The Delphinion is accepted as the starting point of the Sacred Road connecting Miletus and Didyma. The road ran from the Sacret Gate of Miletus southwards in the direction of the coast to Panarmos Harbour (above Akköy), and - bending south - east from the port, reached the Didymaion. Within the boundaries of Yenihisar, the Sacred Road runs close along the side of the asphalt road. A portion of the Sacred Road has been revealed by excavations and exploratory trenches dug in recent years. However, due to certain bureaucratic obstacles, it has not yet been possible to establish its connection to the temple.
On either side of the road there were statues of Branchids (priests and priestesses attached to the temple), crouching lions and sphinxes, all of which gave the road an impressive appearance. Monumental tombs and sarcophagi belonging to important persons were also dispersed along the road. Statues of Branchids revealed in the excavations carried out by Newton in 1858 on the Sacred Road have been taken to the British Museum. Some fragments belonging to the statues are in the storeroom of the house of excavations in Didyma. Four of the Branchid statues in which Hittite influence is apparent and which have been dated back to the 6th century BC, are on display in the museum in Miletus. In the years 100 and 101 AD Emperor Trajan had the Sacred Road restored. The parts of the road that had fallen down were raised to a higher level and the other parts were repaired. Inscriptions indicate that the restoration work was completed in a very short time.

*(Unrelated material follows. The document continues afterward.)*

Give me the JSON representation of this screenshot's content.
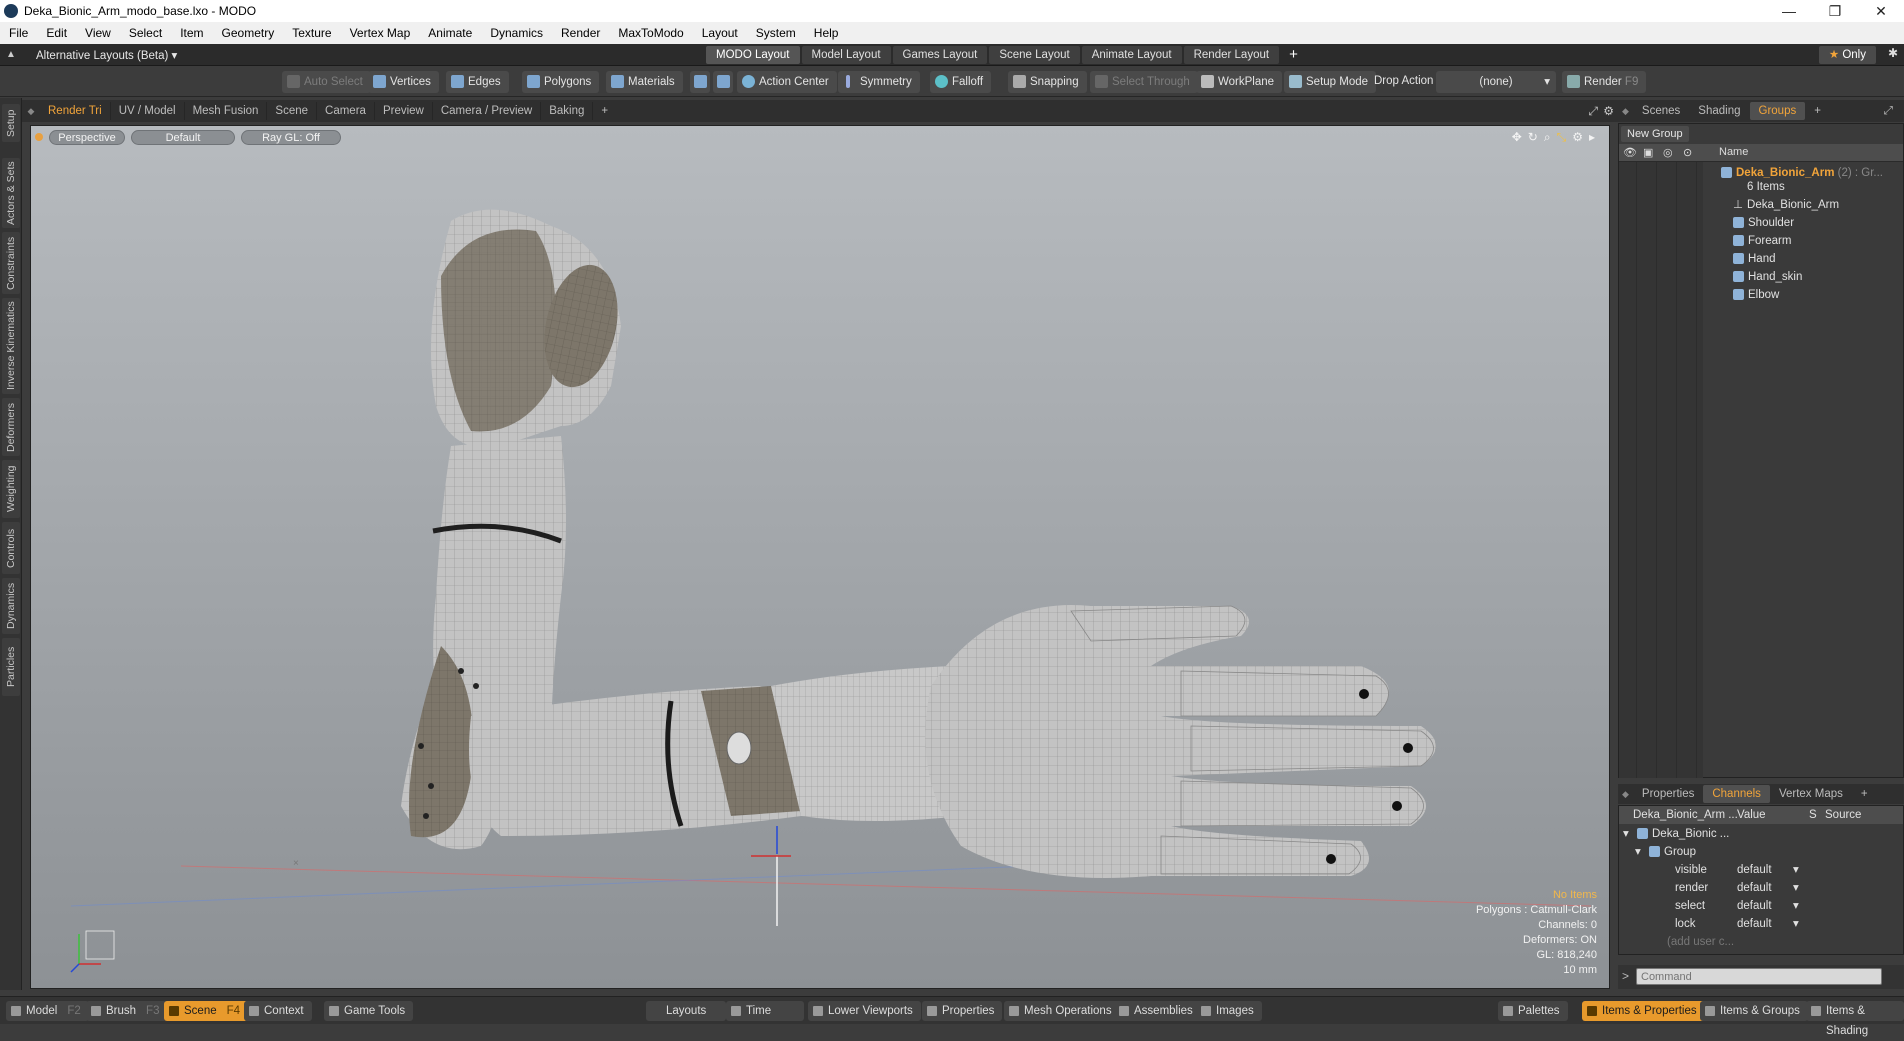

It was understood from a milestone revealed during excavations that the road was 16.5 kilometers long. According to the portions uncovered, the width of the road which was made of stone blocks, changed between 5 and 7 meters. On both sides of it were rows of shops, votive fountains, monumental tombs, baths, and the area for the cult of Artemis. Findings indicate a dense settlement. The group of people who set out from Miletus to join the annual celebrations and festivities which were held in the Didymaion every spring, reached the temple after a long walk, there were therefore, resting places on the Sacred Road. It is understood that the Terrace with the Sphinx, uncovered during excavations carried out in 1985 about 4 kilometers to the south of Akköy, was a halting place built for rest purposes.